This is for Brian in particular, but I thought it would be useful to
everyone else.
Answers to questions about what I'm doing with Class and Runtime:
1. I moved Class, Thread, Constructor, Field, Method and Runtime out of
the main source tree and into vm/reference. There will be a vm/japhar and
vm/kaffe in the main tree unless another scheme I'm cooking up comes to
fruition (I'll let you know in a bit, let's finish integration and then
worry about build procedure).
2. vm/reference/* and vm/japhar/* and vm/kaffe/* : these are *classpath
roots*; they are not packages starting with vm.reference.*, vm.japhar.*, and
vm.kaffe.*. The original intention was to have a "template" you could work
off of in vm/reference, and then create VM-specific stuff in vm/japhar and
vm/kaffe and anything else.
3. All native methods for these six classes will be implemented by the
VM.
4. The rest are staying peers for now, because most of their methods are
pure Java and VM-independent. ClassLoader is the only one I can think of
that might switch to non-peer based on reason #3 below, but that's more an
aesthetic than practical decision. Object might switch based on reason #2
below, but I haven't seen anything that warrants that yet. For the others,
peer-ness matters
5. The way the classes will be provided: classpath.zip will have all
classes in it *except* VM-interface classes. There will be a separate JAR
or ZIP file for each VM containing the remaining classes. This gives
maximum portability and is the same scheme we were talking about before. I
just changed *which* classes are in each VM.

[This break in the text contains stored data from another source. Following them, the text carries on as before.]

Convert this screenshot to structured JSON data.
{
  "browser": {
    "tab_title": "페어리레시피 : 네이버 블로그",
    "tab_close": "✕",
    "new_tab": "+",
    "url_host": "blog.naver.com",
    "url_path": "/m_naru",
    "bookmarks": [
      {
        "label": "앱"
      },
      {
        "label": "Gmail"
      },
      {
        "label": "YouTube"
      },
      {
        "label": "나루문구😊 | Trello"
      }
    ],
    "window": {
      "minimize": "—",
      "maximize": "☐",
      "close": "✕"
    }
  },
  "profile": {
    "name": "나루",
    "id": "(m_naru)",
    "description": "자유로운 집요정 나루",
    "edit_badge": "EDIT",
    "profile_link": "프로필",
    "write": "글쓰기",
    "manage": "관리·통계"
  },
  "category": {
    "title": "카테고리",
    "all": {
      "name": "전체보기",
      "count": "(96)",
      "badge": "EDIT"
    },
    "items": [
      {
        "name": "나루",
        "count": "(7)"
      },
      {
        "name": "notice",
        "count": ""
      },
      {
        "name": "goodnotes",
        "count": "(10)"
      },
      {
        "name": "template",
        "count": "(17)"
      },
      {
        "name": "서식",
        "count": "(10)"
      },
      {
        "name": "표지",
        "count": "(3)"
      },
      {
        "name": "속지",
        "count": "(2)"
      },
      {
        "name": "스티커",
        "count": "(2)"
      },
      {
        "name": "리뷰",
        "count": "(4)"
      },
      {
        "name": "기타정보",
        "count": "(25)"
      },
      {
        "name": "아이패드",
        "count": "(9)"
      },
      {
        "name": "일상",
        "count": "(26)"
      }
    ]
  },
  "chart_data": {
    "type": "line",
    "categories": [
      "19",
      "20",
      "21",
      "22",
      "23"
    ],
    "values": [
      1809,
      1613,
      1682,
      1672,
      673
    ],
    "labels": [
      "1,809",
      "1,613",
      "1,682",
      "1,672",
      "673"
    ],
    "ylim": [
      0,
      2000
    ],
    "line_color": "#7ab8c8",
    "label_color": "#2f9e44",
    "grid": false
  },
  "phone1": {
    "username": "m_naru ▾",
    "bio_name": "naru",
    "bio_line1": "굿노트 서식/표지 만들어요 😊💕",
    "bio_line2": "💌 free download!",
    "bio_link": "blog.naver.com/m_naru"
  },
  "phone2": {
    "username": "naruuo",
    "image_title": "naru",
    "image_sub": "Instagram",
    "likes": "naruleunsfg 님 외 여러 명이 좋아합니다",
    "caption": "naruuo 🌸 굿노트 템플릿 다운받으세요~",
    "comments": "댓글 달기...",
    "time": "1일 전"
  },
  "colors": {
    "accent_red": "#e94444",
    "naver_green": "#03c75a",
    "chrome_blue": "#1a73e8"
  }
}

6. I *did* let everyone know about this and invited discussion a while
back, after I had been writing the interface for a while and came up against
these problems. No one responded, so I went ahead. I'm still willing to
change the interface, but not until *after* Japhar+Classpath integration is
working at the Hello World level. I've come too far to turn back right now
(very very close, I think).
7. The build of classpath, therefore, should use vm/reference as part of
its compiling classpath in order to work right. The resulting classes from
vm/reference should *not* be placed into classpath.zip, as that would be a
waste of space. If you wish, if it makes it easier, the classes from
vm/reference can be copied over to the main source tree, as long as you make
an exception and do not include files from there. *This is still true
whether or not I delegate to peers.*
Discussion about *why* I'm not delegating to peers in these classes:
1. Class, Thread, Constructor, Field and Method all have to associate
native data with instances. Some VMs would choose to do that by attaching a
particular member variable to the Class directly. If they did not control
the class, the only way to do it would be a hashtable like Paul's NSA.
Don't get me wrong, NSA is cool, but you're looking for absolute speed on
the native retrieval operation for these crucial classes--*especially* Class
and Thread. If an implementation can't be compiled for platforms above 64
bit anyway, what's to prevent them from using a long member variable to
store the pointer? And if Japhar gets a native data pointer per object in
there, it may well need a static "indicator variable" to tell Japhar that
that class *desires* the native data pointer, to save memory on the 98% of
classes that *don't* desire the native data pointer.
2. Runtime has nothing but native methods. It is very silly behavior to
delegate every single method in the class to a peer when the peer has no
"instance data" and does not have multiple children implementing the
interface. There are no programmatic benefits to it. I don't have a
problem switching this back, but it still seems silly to me.
3. The VM-specific classes could also do some optimizations for the
particular VM in stuff that I wrote as pure Java and did not delegate to a
peer. This is not as much of a plus, but something to consider.
4. There is the issue of the extra method call overhead incurred by
delegation, but a good VM could optimize it out. Remember, these methods
are called *often* in Java, especially Thread methods. They are the core of
the core. A little savings here gains a lot of speed overall.
One problem that could arise: if we seal java.lang in a classpath.jar, then
class loading errors will occur unless the VM makes a special sealing
exception for its own JAR. I don't like special exceptions.